Immigration is a current hot topic issue in the United States, and it has been for many years. There are millions of people in the United States who have come here without authorization. They work, build families, pay taxes, and contribute to society without many people knowing they are an undocumented immigrant. Many go unnoticed for several years because they maintain a low profile to not attract attention from law enforcement or Immigration and Customs Enforcement (ICE). The main efforts of ICE focus on arresting undocumented immigrants who have committed felony offenses. This leaves many people peacefully building a life in the United States, even though they do not have proper documentation to be staying here.The terrorist attacks on September 11th, 2001 changed much in this country, from airplane travel to war in the Middle East. They also affected people in the United States on a smaller, yet still significant, scale. Specifically, they affected people’s ability to obtain a driver’s license with only the proper identification from their native country. Congress enacted “REAL ID in 2005 creating standards for state-issued driver’s licenses, including evidence of lawful status” (Mendoza). Many people were left without the ability to legally drive their cars as they had for many years before. People were left unable to legally get to work, take their children to daycare, or get to doctor appointments in a timely manner. Even those who already had a valid driver’s license could no longer renew even though they were willing to pay the fees, maintained a good driving record, and held insurance within the guidelines of this current legislation.

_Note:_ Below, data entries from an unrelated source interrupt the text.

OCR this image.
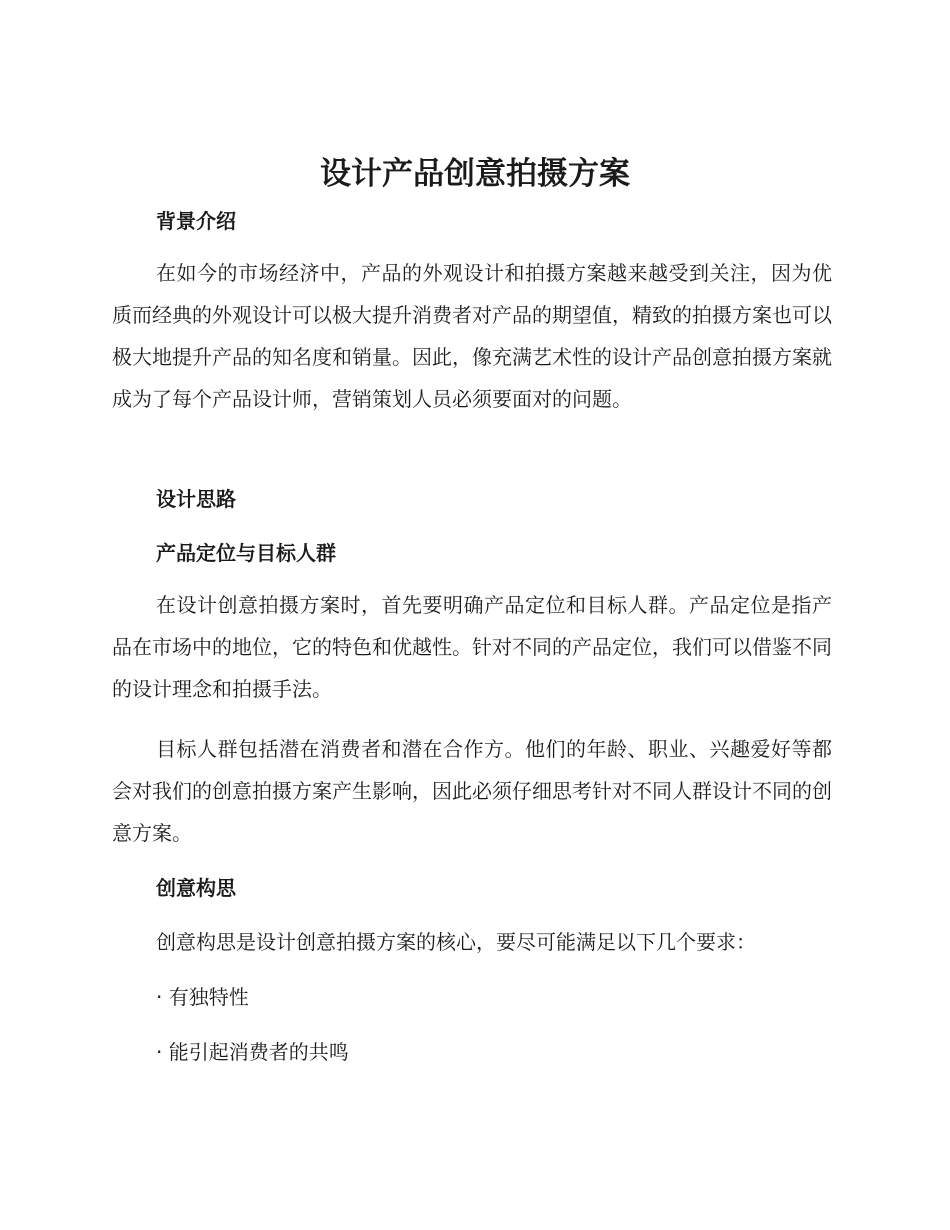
设计产品创意拍摄方案
背景介绍

在如今的市场经济中，产品的外观设计和拍摄方案越来越受到关注，因为优质而经典的外观设计可以极大提升消费者对产品的期望值，精致的拍摄方案也可以极大地提升产品的知名度和销量。因此，像充满艺术性的设计产品创意拍摄方案就成为了每个产品设计师，营销策划人员必须要面对的问题。

设计思路
产品定位与目标人群

在设计创意拍摄方案时，首先要明确产品定位和目标人群。产品定位是指产品在市场中的地位，它的特色和优越性。针对不同的产品定位，我们可以借鉴不同的设计理念和拍摄手法。

目标人群包括潜在消费者和潜在合作方。他们的年龄、职业、兴趣爱好等都会对我们的创意拍摄方案产生影响，因此必须仔细思考针对不同人群设计不同的创意方案。

创意构思

创意构思是设计创意拍摄方案的核心，要尽可能满足以下几个要求：

· 有独特性
· 能引起消费者的共鸣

So far, several states have done so. The following states have changed their laws and implemented driver cards for immigrants: New Mexico, Utah, Illinois, Nevada, Maryland, Vermont, District of Colombia, Colorado, California, Connecticut, Delaware, Washington, and Hawaii (ProCon.org). Each state has their own caveats as to how their programs work. For example, “…Delaware requires that the applicant has filed a Delaware income tax return or resided in Delaware and has been claimed as dependent by an individual who has filed a state income tax return for the preceding two years”. Only half of the states and the District of Columbia require legal residency in order to issue a driver card. The State of Illinois allows “a temporary visitor’s driver’s license” to an individual who has resided in Illinois for a specified time but is ineligible to obtain a Social Security number…” Some states also have protections for undocumented immigrants applying for a driver card. For example, Nevada “… prohibits the release of information relating to legal status for purposes relating to the enforcement of immigration laws.” The states have the ability to tailor the limitations and privileges of the driver card to what they desire. There is a limitation on the use of the driver card outside of providing legal driving status as set by the federal government; however, the requirements for a person to be eligible is determined on the state level.
Currently, in the state of Wisconsin, there is no method available for undocumented immigrants to obtain a driver card. Legislation proposed in 2015 called for the creation of driver cards for undocumented immigrants; this bill failed to pass in 2017 (Schneider). The driver card issue is not new to the state of Wisconsin, and has been raised in the Wisconsin legislature many times over the past years. Opposition to such legislation tends to come from the Republican Party, who suggest that the cards will be used by undocumented immigrants to vote in elections. Proponents of the bill plan to revise and reintroduce it, with the cards distinctly labeled as “not valid for voting,” which they hope will reduce opposition from other policymakers. This bill may actually have social and economic benefits for the state of Wisconsin.